Whether Shmuel was a nazir is a matter of dispute on Nazir 66a. Rabbi Nehorai says he was while Rabbi Yossi says he was not.
The derivation of Shmuel's nezirut is from Shimshon. Thus:
שנא' (שמואל א א, יא) ומורה לא יעלה על ראשו נאמר בשמשון (שופטים יג, ה) ומורה ונאמר בשמואל ומורה מה מורה האמורה בשמשון נזיר אף מורה האמורה בשמואל נזיר
If so, perhaps the extent of Shmuel's nezirus was the same as that of Shimshon, which did not include ritual impurity. As the Rambam writes about Shimshon's status:
יג שִׁמְשׁוֹן לֹא הָיָה נָזִיר גָּמוּר--שֶׁהֲרֵי לֹא נָדַר בְּנָזִיר, אֵלָא הַמַּלְאָךְ הִפְרִישׁוֹ מִן הַטֻּמְאָה; וְכֵיצַד הָיָה דִּינוֹ--הָיָה אָסוּר בְּיַיִן וְאָסוּר בְּתַגְלָחַת, וּמֻתָּר הָיָה לְהִטַּמֵּא לַמֵּתִים. וְדָבָר זֶה, הֲלָכָה מִפִּי הַקַּבָּלָה.

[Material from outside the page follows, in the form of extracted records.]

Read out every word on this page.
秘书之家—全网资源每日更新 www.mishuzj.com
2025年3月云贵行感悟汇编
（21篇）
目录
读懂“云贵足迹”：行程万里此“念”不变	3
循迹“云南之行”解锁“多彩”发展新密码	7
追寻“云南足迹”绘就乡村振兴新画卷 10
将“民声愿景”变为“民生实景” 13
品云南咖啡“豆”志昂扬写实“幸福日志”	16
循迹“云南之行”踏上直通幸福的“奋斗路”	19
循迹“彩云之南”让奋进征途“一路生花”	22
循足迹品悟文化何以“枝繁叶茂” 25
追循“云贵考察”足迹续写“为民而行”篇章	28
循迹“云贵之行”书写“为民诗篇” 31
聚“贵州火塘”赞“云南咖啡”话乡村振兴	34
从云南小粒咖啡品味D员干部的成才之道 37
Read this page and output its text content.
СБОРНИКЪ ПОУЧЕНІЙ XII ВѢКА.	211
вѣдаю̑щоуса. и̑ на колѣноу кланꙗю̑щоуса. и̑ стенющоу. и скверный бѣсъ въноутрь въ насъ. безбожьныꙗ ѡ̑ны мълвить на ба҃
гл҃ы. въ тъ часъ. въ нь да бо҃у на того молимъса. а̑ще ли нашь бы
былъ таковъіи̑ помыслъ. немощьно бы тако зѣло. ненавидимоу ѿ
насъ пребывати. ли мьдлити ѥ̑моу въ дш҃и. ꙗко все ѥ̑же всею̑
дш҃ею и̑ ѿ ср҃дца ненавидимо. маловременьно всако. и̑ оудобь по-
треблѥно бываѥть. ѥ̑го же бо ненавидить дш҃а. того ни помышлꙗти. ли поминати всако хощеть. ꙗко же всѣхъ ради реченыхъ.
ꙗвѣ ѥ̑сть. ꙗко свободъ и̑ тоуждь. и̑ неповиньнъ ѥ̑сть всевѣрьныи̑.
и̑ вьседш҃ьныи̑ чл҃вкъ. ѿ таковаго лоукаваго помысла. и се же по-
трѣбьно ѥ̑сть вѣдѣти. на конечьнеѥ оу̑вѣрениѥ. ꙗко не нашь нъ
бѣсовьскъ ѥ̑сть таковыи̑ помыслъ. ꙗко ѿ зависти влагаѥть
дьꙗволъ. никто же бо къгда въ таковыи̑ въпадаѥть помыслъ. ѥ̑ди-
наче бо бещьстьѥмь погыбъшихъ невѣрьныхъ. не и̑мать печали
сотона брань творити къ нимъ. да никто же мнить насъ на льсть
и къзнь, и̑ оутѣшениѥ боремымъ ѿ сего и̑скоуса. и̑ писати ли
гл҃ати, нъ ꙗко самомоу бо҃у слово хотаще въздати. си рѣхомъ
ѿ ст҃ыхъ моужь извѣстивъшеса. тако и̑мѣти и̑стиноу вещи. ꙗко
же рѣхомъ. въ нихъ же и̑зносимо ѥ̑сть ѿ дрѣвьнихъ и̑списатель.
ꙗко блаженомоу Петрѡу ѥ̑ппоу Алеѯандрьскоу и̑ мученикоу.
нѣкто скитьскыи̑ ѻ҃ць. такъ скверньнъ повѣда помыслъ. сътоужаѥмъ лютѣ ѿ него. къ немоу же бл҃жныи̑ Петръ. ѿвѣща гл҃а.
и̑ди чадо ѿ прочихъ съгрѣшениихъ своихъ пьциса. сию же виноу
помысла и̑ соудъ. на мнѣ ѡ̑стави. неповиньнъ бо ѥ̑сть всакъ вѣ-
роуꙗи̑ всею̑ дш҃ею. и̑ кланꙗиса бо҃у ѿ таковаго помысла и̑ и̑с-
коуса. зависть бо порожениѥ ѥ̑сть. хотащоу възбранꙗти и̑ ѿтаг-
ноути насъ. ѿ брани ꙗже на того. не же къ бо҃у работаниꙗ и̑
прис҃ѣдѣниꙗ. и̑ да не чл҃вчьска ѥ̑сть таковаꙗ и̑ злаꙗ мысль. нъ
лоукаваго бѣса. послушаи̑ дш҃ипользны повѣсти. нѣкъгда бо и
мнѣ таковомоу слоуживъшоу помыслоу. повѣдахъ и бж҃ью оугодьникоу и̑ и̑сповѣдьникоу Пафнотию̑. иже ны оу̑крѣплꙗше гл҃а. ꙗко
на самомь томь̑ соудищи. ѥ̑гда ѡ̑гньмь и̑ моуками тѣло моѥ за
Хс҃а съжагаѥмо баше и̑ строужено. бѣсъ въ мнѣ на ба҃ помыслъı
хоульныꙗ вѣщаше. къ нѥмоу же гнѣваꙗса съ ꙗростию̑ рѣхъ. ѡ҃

יד לְפִיכָּךְ מִי שֶׁאָמַר הֲרֵינִי נָזִיר כְּשִׁמְשׁוֹן--הֲרֵי זֶה נָזִיר מִן הַיַּיִן וּמִן הַתַּגְלָחַת לְעוֹלָם, וְאֵינוּ מְגַלֵּחַ כָּל שְׁנֵים עָשָׂר חֹדֶשׁ כִּשְׁאָר נְזִירֵי עוֹלָם, וּמֻתָּר לְהִטַּמֵּא לַמֵּתִים. וְאִם אָמַר לֹא נִתְכַּוַּנְתִּי אֵלָא לְאִישׁ אַחֵר שֶׁשְּׁמוֹ שִׁמְשׁוֹן, אֵינוּ נָזִיר. וּמִי שֶׁנָּדַר נָזִיר כְּשִׁמְשׁוֹן--אֵינוּ יָכוֹל לְהִשָּׁאֵל עַל נִדְרוֹ, שֶׁנְּזִירוּת שִׁמְשׁוֹן לְעוֹלָם הָיְתָה.
Admittedly, the Rambam there explicitly distinguishes the nezirus of Shimshon from that of Shmuel, but perhaps one might argue.